NTTデータの孫請け企業のSEが、複数の地方銀行の情報システムを統合した「地銀共同センター」に不正にアクセスし、キャッシュカードを偽造して他人の銀行口座から現金を引き出した容疑で、京都府警に逮捕された。システムインテグレーション(SI)ビジネスへの信用を根幹から揺さぶる大きな事件となった。
ITRの内山悟志代表取締役/プリンシパル・アナリストに続き、今回はITに詳しい内田・鮫島法律事務所の伊藤雅浩弁護士に話を聞いた。
内田・鮫島法律事務所の伊藤弁護士
--ニュースを聞いてまずどう思いましたか?
どんなシステムも悪意のある運用管理者が悪意を持ってシステムを扱えば、重大な犯罪が起こり得るという点では、今までもこれからも変わらないと考えます。多額の現金を扱う銀行業務では、さまざまな対策をしているとは言えども、従業員が文字通り現金を懐に入れてしまうような犯罪が起きる潜在的な可能性はあります。
今回被害に遭った地銀共同センターは、複数の銀行が共同で利用するシステムであったため、ユーザー側にとって実際の運用担当者が誰なのかといった点がさらに見えにくかった可能性はあります。
--再発防止に向けて主に「担当者のモラル向上」「セキュリティツールの導入」「運用管理手法の見直し」の3つを挙げる声があります。
決定的な手法はなかなか見つかりにくいでしょう。教育によるモラル向上や技術的な対策などをしっかりすること、といった基本的な対策が主になってきます。ただし、いくつかアイデアはあります。
1つが、2008年前後から騒がれた日本版SOX法(J-SOX)を足がかりにすること。もう1つは、犯罪による刑罰の重さを明確に伝え、いわゆる下請け、孫請け企業も含めてしっかりと教育するという点です。
もともと米国での大規模な不正会計事件をきっかけに制定された法律を日本にも適用したのがJ-SOXで、企業の内部統制を図るための「IT統制」という項目が含まれています。IT統制は、ITにかかわる業務プロセスが適正に設計され、運用されているかを確認するものです。今回なら、銀行業務を実施するために利用しているITサービスに不備がないかを確認する必要があります。
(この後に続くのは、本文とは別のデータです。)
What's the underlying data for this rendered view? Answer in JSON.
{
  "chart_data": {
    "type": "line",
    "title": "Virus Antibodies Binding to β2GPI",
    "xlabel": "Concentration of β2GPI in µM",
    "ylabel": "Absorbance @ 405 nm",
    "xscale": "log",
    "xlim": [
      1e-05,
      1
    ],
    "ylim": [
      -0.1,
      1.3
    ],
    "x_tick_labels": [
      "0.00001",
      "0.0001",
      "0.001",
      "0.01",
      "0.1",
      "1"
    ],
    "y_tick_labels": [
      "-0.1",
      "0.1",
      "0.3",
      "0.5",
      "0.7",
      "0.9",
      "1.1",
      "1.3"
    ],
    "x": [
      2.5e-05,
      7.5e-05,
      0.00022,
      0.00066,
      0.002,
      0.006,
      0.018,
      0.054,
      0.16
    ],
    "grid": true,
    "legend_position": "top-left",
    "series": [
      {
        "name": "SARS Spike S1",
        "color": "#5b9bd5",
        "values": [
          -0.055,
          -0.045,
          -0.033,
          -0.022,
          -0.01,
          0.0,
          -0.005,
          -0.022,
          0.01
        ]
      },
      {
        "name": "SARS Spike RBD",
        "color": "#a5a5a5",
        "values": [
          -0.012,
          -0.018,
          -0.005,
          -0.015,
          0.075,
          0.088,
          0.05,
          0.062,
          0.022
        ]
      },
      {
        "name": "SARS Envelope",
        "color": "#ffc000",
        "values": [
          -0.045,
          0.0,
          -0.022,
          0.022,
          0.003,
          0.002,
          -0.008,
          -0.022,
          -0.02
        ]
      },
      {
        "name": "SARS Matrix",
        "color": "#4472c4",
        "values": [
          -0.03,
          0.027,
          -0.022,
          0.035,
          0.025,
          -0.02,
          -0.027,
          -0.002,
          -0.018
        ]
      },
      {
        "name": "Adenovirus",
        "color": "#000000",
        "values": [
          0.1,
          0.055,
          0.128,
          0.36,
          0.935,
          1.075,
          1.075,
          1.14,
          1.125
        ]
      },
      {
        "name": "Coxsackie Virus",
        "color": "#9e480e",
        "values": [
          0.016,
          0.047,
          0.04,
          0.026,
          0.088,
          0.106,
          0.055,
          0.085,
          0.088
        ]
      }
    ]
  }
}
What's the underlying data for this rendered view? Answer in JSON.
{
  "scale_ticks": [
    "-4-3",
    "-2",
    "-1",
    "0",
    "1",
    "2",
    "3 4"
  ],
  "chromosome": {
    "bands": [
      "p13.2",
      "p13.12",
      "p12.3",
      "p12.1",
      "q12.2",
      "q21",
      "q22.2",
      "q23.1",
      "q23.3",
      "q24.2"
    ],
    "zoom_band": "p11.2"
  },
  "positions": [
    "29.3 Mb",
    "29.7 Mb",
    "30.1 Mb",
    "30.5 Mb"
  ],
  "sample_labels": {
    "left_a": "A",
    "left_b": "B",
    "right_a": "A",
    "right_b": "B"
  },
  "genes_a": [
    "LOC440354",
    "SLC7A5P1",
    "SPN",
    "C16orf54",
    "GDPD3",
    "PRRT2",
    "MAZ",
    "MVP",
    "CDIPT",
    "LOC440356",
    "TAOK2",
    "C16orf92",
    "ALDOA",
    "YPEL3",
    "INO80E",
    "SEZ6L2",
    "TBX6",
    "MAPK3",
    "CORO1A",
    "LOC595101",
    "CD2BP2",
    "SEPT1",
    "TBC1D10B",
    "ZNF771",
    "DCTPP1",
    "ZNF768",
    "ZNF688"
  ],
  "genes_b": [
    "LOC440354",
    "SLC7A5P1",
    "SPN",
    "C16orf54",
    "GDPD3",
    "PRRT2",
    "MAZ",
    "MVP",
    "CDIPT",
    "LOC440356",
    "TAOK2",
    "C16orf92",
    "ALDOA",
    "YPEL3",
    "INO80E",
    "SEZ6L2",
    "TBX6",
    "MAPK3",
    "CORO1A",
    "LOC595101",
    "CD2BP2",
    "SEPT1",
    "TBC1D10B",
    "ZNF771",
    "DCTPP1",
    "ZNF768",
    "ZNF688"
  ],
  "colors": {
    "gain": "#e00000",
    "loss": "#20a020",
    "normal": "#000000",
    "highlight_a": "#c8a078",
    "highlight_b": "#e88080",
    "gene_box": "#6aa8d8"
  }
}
ただし、自社ならばまだいいですが、今回は外部のサービスである「地銀共同センター」での出来事であるため、システム利用者である一地方銀行が具体的な問題点を見つけるのは難しかったでしょう。
今回のように、預金者番号、パスワードを盗み取り、キャッシュカードを偽造し、不正に現金を引き出した行為が「何らかの不正防止策を容疑者がかいくぐって犯したことなのか」、あるいは「そのような不正が行われる可能性を認識すらできていなかったことなのか」のどちらだったのかを検証する必要がありそうです。
--容疑者が巧みにかいくぐった場合と、認識すらできていない場合では、対応方法が違ってきそうです。認識できていないとなると、監査のやり直しも視野に入りそうです。ちなみに、J-SOX自体に課題はあるでしょうか。
考え方の違いもありますが、J-SOXが犯罪行為の防止まで監査の対象にしているかというと、必ずしもそうでもありません。例えば、突然、自社のシステム管理者がハンマーで自社のサーバを壊して回ったりすることまで監査対象として想定できるかというと、なかなか難しいでしょう。
--教育面はいかがでしょう。
今回、逮捕された技術者が問われる罪として想定されるのが、システムのセキュリティを破ってアクセスしたことによる「不正アクセス禁止法」違反、偽造キャッシュカードを作成したことによる刑法163条の2「支払用カード電磁的記録不正作出等罪」「同供用罪」、さらに現金を引き出したことによる「窃盗罪」の3つです。
不正アクセス禁止法は懲役最長3年、偽造キャッシュカードの作成は同10年、窃盗罪は同10年です。この場合、3つの行為が一連に行われていれば、基本的に、最も重い罪が適用されます。ただし、違反行為を複数回繰り返し、複数のカードを偽造していた場合などは、あくまでも目安ですが、最長で懲役15年に及びます。
第一、今回の事件は犯罪者にとってリスクが大き過ぎます。キャッシュカードを偽造され、ATMで不正に現金を引き出された預金者が「そんな場所でお金を引き出したりしていない」と言い出せば、多くの場合捜査は始まります。ATMには監視カメラが設置され、アクセスログが細かく取れる環境ですので、いつかは必ず不正が分かってしまいます。
そのリスクを冒してでもやるべき行為だったのか。そのあたりを含めて教育を実施するというのも、1つの方策かもしれません。
J-SOXを足がかりにした内部統制に基づく運用管理の厳格化、セキュリティツールの導入などと併せて、今回のような行為が、割に合わない犯罪であることを広く知らせることが再発防止策として重要かもしれません。